An Integrated Leader with Robust and Stable High Dividends
发布时间:2026-04-22 来源:华泰证券
Phoenix Media released its 2025 annual report: revenue reached RMB12,347mn (-9.25% YoY), attributable NP was RMB1,795mn (+12.37% YoY), and recurring NP was RMB1,552mn (-24.03% YoY), with both revenue and attributable NP slightly below our previous expectations (RMB12,766/1,904mn), which we attribute mainly to tighter standardization of market-based supplementary education materials. The company declared a total cash dividend of RMB1,272mn for the full year, accounting for 56.71% of its annual attributable NP, maintaining stable dividend payouts for three consecutive years. In April 2026, the company announced a public listing for the transfer of a 61.03% equity stake and creditor's rights in Phoenix Legend Pictures. If the transaction proceeds, it will help optimize resource allocation, reduce management costs, and further focus on core business development. With industry-wide structural adjustments, we believe the company maintains a leading competitive position in the market, offers stable shareholder returns, and presents solid long-term investment appeal. We maintain BUY.
Book publishing under structural adjustment, while company leadership solid
In 2025, the company's publishing/distribution/software/data services/other business revenues changed by -5.09/-9.84/-13.15/-0.84/+20.96% YoY, with corresponding GPM changes of -0.13/+0.41/-0.49/-7.35/-0.92pp YoY. We attribute the revenue decline to both the overall YoY decrease in book retail market's gross sales value (-2.24% YoY) and net sales value (-3.80% YoY) (OpenBook data) and the impact of standardized market-oriented educational supplements, with educational supplement publishing/distribution revenues down 5.33/9.07% YoY. The company maintains leading industry position in comprehensive strength and content resources, ranking second in market share of primary and secondary school standard textbooks; its share of net retail sales in the overall retail market reached 2.76%, ranking top in multiple sub-markets; its zxxk.com has grown into a leading provider of digital education content in China serving over 40,000 partner schools with over 70mn registered users and over 4mn monthly active teachers.

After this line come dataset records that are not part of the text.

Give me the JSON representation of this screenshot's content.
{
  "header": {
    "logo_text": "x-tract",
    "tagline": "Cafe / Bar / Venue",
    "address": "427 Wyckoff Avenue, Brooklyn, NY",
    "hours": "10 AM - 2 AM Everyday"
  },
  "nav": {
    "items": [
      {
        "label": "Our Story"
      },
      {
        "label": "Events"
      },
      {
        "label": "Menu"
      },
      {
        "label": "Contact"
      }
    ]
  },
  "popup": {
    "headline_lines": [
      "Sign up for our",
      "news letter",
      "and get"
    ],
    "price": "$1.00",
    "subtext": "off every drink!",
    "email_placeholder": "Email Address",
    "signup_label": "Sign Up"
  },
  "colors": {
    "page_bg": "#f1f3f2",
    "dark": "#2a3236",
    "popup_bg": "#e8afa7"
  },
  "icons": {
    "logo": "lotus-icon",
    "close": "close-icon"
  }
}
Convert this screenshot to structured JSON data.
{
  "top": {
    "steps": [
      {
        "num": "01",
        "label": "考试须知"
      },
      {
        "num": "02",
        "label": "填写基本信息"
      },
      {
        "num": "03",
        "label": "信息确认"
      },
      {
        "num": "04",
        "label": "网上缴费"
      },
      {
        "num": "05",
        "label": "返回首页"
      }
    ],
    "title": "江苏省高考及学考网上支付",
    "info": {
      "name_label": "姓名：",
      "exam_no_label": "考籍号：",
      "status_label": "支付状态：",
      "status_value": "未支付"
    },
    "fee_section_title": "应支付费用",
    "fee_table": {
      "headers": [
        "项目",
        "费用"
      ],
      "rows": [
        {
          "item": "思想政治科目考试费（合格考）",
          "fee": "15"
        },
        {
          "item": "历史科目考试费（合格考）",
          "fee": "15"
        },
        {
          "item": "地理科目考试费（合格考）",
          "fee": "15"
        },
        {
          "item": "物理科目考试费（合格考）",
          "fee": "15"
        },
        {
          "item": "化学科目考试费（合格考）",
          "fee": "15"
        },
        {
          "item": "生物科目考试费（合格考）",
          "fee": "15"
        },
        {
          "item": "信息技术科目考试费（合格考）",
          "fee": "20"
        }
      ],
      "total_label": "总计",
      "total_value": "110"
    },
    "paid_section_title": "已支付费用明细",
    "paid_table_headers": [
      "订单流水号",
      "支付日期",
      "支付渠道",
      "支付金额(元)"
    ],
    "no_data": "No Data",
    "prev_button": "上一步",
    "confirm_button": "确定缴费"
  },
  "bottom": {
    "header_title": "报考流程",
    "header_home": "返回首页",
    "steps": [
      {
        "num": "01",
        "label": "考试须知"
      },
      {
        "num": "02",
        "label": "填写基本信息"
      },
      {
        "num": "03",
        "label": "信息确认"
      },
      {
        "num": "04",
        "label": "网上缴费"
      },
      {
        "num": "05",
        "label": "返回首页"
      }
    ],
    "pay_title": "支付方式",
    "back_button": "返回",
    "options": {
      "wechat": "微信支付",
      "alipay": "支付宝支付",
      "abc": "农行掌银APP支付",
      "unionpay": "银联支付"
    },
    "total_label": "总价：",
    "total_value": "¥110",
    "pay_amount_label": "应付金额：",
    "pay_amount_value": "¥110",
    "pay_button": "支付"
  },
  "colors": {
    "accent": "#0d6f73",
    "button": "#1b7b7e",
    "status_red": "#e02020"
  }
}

Expense ratio edged up, but dividend payout ratio stable
In 2025, the company's GPM reached 40.11%, up 1.47pp YoY; the sales/administrative/R&D expense ratios rose by 0.65/0.97/0.04pp YoY, mainly due to relatively rigid expenses and increased investment in projects and platform construction; the NPM improved by 3pp YoY to 14.73%, primarily benefiting from preferential tax policies for cultural enterprise restructuring. At end-2025, the company proposed a cash dividend of RMB0.4/share, combined with the interim dividend, totaling RMB1,272mn in annual cash dividends, maintaining stable dividend payouts for three consecutive years with an average payout ratio exceeding 60%, demonstrating its operational stability and commitment to long-term shareholder returns.
Earnings forecasts and valuation
In the short term, considering the structural adjustment in book industry demand and the impact of standardized market-oriented educational supplements, we forecast the company's 2026/2027/2028 attributable NP at RMB1,672/1,815/1,928mn (revised down by 8.6%/1.4%/- from previous estimates). Given the company's overall leading industry position, potential further optimization of resource allocation, and the empowerment potential of AI applications for its main business, we assign a 16x 2026 PE multiple, above its peers’ average of 11.44x on Wind consensus, resulting in a target price of RMB10.51 (previous: RMB10.47, on 14x 2025 PE). Maintain BUY.
Risks: unfavorable changes in teaching material policies, general book sales missing our estimates, rising paper costs, digitalization progress missing our estimates.